Richard Prince: Spiritual America
Post #1232 • September 18, 2008, 11:07 AM • 71 Comments
Minneapolis, MN - It should have been obvious by 1980 at the latest that we can place any object whatsoever into an art context and find meaning in it. This is how appropriation and other urinations on the wall of art enjoy their meager success. The reconstituted Marlboro Man photos by Richard Prince, for instance, are said by some alleged expert to question the role of authenticity in art, and then people act as if this power is received rather than granted, an inherent quality rather than a vaunted one. Of course, if we wanted to question authenticity in a manner that would produce an answer, we would put some forged Princes on the market and watch the aggrieved parties speed-dial their lawyers.

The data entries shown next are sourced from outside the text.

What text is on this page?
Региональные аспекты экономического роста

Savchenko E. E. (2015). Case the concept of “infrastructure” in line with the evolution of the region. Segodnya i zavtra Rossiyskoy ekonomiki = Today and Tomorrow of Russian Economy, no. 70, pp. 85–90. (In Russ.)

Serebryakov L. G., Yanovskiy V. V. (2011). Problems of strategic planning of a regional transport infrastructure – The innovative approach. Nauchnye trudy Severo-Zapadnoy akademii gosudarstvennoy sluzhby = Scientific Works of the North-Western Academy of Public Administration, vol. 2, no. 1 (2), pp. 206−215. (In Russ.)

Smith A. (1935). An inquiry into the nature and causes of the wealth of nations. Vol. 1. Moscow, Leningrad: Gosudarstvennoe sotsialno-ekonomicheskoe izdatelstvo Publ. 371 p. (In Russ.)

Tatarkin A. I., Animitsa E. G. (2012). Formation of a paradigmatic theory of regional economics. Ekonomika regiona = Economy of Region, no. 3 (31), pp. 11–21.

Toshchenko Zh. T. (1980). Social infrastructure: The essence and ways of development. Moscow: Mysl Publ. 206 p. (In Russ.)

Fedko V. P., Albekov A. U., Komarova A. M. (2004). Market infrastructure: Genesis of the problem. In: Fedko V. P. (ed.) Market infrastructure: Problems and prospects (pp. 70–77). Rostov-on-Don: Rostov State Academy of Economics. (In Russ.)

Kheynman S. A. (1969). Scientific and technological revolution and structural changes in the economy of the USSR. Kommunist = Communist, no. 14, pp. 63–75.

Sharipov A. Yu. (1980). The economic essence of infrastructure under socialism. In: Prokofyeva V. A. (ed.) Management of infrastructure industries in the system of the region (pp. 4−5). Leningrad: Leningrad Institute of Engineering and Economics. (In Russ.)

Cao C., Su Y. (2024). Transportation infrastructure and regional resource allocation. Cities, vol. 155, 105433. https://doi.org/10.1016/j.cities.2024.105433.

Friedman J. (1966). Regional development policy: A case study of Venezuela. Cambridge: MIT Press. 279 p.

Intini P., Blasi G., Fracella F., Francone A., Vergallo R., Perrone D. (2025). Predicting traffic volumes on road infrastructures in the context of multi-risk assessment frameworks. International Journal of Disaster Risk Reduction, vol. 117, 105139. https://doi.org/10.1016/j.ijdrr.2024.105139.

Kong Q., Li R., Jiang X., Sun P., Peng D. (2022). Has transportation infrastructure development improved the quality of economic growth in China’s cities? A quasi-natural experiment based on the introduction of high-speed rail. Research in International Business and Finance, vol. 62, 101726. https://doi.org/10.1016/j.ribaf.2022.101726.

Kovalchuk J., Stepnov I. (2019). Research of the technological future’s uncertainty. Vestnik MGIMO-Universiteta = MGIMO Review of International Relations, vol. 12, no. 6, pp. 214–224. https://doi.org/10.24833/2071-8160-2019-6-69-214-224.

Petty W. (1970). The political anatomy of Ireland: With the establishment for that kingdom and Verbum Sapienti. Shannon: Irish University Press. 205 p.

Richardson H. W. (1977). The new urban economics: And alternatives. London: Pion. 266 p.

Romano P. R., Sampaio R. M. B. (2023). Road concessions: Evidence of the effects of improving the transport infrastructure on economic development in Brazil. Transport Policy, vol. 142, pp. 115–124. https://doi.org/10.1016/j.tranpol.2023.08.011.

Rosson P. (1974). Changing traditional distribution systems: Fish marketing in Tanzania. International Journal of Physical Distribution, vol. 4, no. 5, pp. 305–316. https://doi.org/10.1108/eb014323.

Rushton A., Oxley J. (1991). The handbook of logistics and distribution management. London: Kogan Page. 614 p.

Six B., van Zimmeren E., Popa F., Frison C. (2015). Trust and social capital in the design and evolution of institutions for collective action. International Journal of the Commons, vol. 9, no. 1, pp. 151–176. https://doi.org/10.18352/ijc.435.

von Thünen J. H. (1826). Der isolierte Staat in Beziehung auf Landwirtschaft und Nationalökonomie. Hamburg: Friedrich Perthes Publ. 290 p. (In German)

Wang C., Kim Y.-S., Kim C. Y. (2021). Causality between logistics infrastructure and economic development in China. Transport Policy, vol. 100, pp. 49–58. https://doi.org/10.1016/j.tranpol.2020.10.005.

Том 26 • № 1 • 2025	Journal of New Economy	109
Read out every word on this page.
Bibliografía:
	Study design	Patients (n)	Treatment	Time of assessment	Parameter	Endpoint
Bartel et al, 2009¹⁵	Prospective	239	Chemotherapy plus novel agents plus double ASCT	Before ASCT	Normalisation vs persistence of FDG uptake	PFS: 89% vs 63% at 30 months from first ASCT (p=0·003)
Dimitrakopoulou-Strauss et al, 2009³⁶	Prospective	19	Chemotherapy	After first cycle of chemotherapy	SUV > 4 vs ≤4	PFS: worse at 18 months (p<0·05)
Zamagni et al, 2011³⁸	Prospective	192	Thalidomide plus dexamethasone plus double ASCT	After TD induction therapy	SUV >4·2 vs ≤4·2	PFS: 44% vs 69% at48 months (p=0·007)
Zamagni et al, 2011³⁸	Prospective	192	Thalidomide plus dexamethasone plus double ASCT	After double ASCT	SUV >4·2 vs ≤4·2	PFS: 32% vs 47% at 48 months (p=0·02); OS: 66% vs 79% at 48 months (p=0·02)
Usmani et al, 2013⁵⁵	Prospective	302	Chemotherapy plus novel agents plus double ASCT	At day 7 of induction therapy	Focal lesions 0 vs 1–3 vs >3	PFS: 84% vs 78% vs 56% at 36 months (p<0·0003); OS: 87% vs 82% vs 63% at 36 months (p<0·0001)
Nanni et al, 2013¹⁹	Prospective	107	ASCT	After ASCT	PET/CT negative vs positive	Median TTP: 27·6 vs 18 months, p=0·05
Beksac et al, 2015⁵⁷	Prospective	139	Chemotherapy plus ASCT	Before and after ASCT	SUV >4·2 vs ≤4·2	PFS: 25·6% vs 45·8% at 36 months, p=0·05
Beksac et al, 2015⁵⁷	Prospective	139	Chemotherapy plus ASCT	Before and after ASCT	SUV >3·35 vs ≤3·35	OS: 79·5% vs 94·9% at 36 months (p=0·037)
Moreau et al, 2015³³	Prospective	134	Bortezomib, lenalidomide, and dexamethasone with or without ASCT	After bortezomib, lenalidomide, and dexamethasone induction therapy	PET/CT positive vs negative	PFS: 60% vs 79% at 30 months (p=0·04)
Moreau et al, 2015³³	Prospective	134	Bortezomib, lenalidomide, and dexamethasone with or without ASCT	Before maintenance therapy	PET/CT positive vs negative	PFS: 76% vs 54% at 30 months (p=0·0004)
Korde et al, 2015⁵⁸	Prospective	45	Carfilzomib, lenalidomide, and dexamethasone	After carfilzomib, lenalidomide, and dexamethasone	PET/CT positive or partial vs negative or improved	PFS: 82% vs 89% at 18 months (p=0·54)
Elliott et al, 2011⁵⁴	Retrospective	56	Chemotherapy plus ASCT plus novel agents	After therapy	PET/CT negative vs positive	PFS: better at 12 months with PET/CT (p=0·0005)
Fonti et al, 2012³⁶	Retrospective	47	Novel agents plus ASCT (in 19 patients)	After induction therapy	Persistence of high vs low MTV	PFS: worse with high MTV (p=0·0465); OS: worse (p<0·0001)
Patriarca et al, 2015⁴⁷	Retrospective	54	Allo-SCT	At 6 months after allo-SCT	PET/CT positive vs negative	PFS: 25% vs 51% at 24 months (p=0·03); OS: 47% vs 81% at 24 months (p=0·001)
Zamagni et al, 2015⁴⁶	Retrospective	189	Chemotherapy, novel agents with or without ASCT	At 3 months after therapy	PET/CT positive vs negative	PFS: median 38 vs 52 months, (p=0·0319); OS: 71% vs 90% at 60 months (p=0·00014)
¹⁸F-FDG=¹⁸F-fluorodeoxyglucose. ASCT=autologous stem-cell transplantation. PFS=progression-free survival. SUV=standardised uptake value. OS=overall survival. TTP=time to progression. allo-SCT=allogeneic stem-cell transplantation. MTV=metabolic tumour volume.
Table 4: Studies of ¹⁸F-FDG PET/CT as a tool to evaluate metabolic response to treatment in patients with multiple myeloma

Like the musician of the same name, and with equal profundity, Prince's personality figures heavily into appreciation of his work, a supposedly badass type fascinated with bawdy jokes, cowboys, muscle cars, and pulp novels. But the more the wall labels of Richard Prince: Spiritual America described his interests, the more he looked like a failed version of Quentin Tarantino, turning out works that aspire to entertaining brutishness but succeed only as armchair exercises in artistic rebellion. Looking for respite from the deluge of ironic quotation, one finds his car hoods, mounted onto forms that lets them hang square on the wall, and painted a satiny, uniform color that makes them look like an urban version of something by Ellsworth Kelly. These aren't terrible, at least. But his latest paintings lift chops from de Kooning's women and apply them hamfistedly to figures excerpted from porn. A barometer of the dessication lies in a nearby vitrine containing a sketchbook, in which Prince has doodled Gene Simmons's facepaint onto one of de Kooning's earlier, delicate portrait drawings. This isn't so much badass as sadass.